Novel by Scott Westerfeld

So Yesterday is a young adult suspense novel by Scott Westerfeld published in 2004. It has won a Victorian Premier's Award and is also an ALA Best Book for Young Adults. So Yesterday, the author's third publication, is considered his "breakout novel" and has been optioned to be made into a film by one of the producers of Fahrenheit 9/11 and Bowling for Columbine. This novel explores issues surrounding marketing, especially marketing targeted at youth, the Technology adoption life cycle, and culture jamming.

==Synopsis==
A seventeen-year-old high schooler named Hunter works as a cool hunter, finding and selling new trends to his corporate sponsors. His latest find is Jen, an honest-to-goodness 'Innovator' whom he spots based on her unique shoelaces. Together they are drawn into a mystery when one of Hunter's bosses disappears after she runs a 'cool tasting' for a new brand of shoe.
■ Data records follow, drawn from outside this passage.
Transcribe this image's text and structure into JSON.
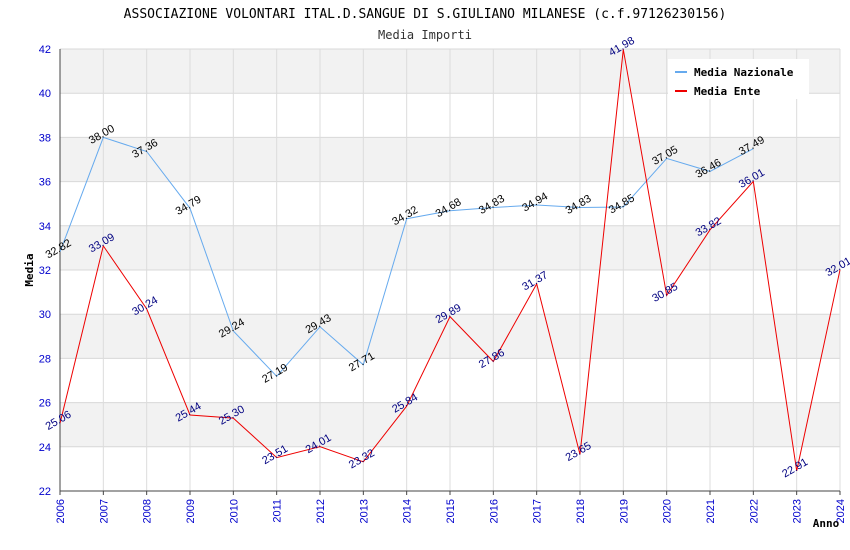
{
  "chart_data": {
    "type": "line",
    "title": "ASSOCIAZIONE VOLONTARI ITAL.D.SANGUE DI S.GIULIANO MILANESE (c.f.97126230156)",
    "subtitle": "Media Importi",
    "xlabel": "Anno",
    "ylabel": "Media",
    "ylim": [
      22,
      42
    ],
    "yticks": [
      22,
      24,
      26,
      28,
      30,
      32,
      34,
      36,
      38,
      40,
      42
    ],
    "x": [
      2006,
      2007,
      2008,
      2009,
      2010,
      2011,
      2012,
      2013,
      2014,
      2015,
      2016,
      2017,
      2018,
      2019,
      2020,
      2021,
      2022,
      2023,
      2024
    ],
    "grid": true,
    "legend_position": "top-right",
    "series": [
      {
        "name": "Media Nazionale",
        "color": "#66aaee",
        "label_color": "#000000",
        "values": [
          32.82,
          38.0,
          37.36,
          34.79,
          29.24,
          27.19,
          29.43,
          27.71,
          34.32,
          34.68,
          34.83,
          34.94,
          34.83,
          34.85,
          37.05,
          36.46,
          37.49,
          null,
          null
        ],
        "labels": [
          "32.82",
          "38.00",
          "37.36",
          "34.79",
          "29.24",
          "27.19",
          "29.43",
          "27.71",
          "34.32",
          "34.68",
          "34.83",
          "34.94",
          "34.83",
          "34.85",
          "37.05",
          "36.46",
          "37.49",
          "",
          ""
        ]
      },
      {
        "name": "Media Ente",
        "color": "#ee0000",
        "label_color": "#000080",
        "values": [
          25.06,
          33.09,
          30.24,
          25.44,
          25.3,
          23.51,
          24.01,
          23.32,
          25.84,
          29.89,
          27.86,
          31.37,
          23.65,
          41.98,
          30.85,
          33.82,
          36.01,
          22.91,
          32.01
        ],
        "labels": [
          "25.06",
          "33.09",
          "30.24",
          "25.44",
          "25.30",
          "23.51",
          "24.01",
          "23.32",
          "25.84",
          "29.89",
          "27.86",
          "31.37",
          "23.65",
          "41.98",
          "30.85",
          "33.82",
          "36.01",
          "22.91",
          "32.01"
        ]
      }
    ]
  }
}
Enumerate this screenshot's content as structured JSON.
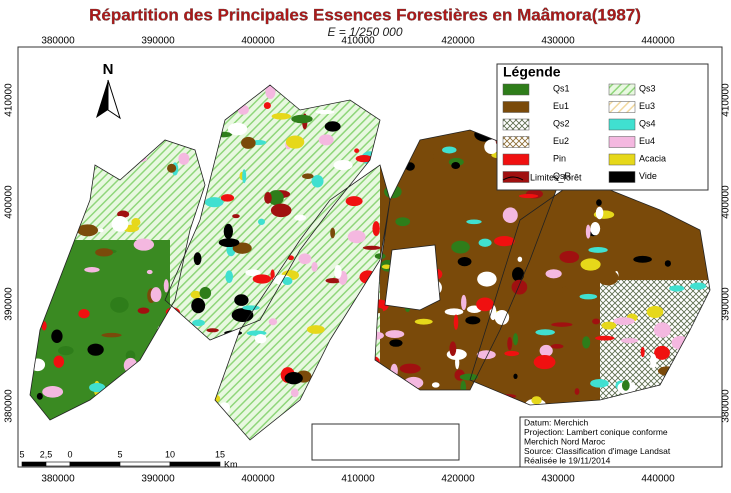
{
  "header": {
    "title": "Répartition des Principales Essences Forestières en Maâmora(1987)",
    "scale": "E = 1/250 000"
  },
  "x_labels": [
    380000,
    390000,
    400000,
    410000,
    420000,
    430000,
    440000
  ],
  "y_labels": [
    410000,
    400000,
    390000,
    380000
  ],
  "north": "N",
  "legend": {
    "title": "Légende",
    "items": [
      {
        "label": "Qs1",
        "color": "#2e7d1a",
        "pattern": "solid"
      },
      {
        "label": "Qs3",
        "color": "#9ee08a",
        "pattern": "stripe"
      },
      {
        "label": "Eu1",
        "color": "#7a4a0a",
        "pattern": "solid"
      },
      {
        "label": "Eu3",
        "color": "#f2d9a0",
        "pattern": "stripe"
      },
      {
        "label": "Qs2",
        "color": "#5a6a4a",
        "pattern": "cross"
      },
      {
        "label": "Qs4",
        "color": "#40e0d0",
        "pattern": "solid"
      },
      {
        "label": "Eu2",
        "color": "#8a6a30",
        "pattern": "cross"
      },
      {
        "label": "Eu4",
        "color": "#f4b8e0",
        "pattern": "solid"
      },
      {
        "label": "Pin",
        "color": "#f01010",
        "pattern": "solid"
      },
      {
        "label": "Acacia",
        "color": "#e6d81a",
        "pattern": "solid"
      },
      {
        "label": "QsR",
        "color": "#a01010",
        "pattern": "solid"
      },
      {
        "label": "Vide",
        "color": "#000000",
        "pattern": "solid"
      }
    ],
    "boundary": "Limites_forêt"
  },
  "scalebar": {
    "labels": [
      "5",
      "2,5",
      "0",
      "5",
      "10",
      "15"
    ],
    "unit": "Km"
  },
  "info": [
    "Datum: Merchich",
    "Projection: Lambert conique conforme",
    "Merchich Nord Maroc",
    "Source: Classification d'image Landsat",
    "Réalisée le 19/11/2014"
  ]
}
What he finds ends up to be nothing like he had expected.

==Characters==
- Hunter is a teenage boy who is what is known as a 'cool hunter.' He is paid by corporations to go out on the streets and figure out what is 'cool.'
- Jen is a teenage girl and potential love interest for Hunter. She is what is known as an 'innovator,' meaning she is creative and comes up with new fashion trends.
- Mandy is Hunter's boss. She works for 'the client,' which is a shoe company (presumably Nike) and at the beginning of the novel, she mysteriously goes missing.
- The Bald Man is someone involved with Mandy's disappearance who follows Hunter and Jen.
- NASCAR Man is a mysterious person working with the Bald Man in some sort of conspiracy.
- Mwadi Wickersham is a roller skate enthusiast who is also involved in Mandy's disappearance.
- Futura Garamond is a mysterious man who has been fired from countless jobs and is known for creating text that is unreadable (his name is a combination of two different text fonts).
- Hilary Winston-Smith is also a cool hunter like Hunter. She is a socialite and reluctantly helps Hunter and Jen in their search for Mandy. Hunter tends to refer to her as Hilary Winston-Hyphen-Smith, or simply Hillary Hyphen, to poke fun at her aristocratic tendencies and lifestyle.
- Tina Catalina is a friend of Hunter's who is obsessed with Japanese pop culture. She helps Hunter and Jen solve Mandy's disappearance.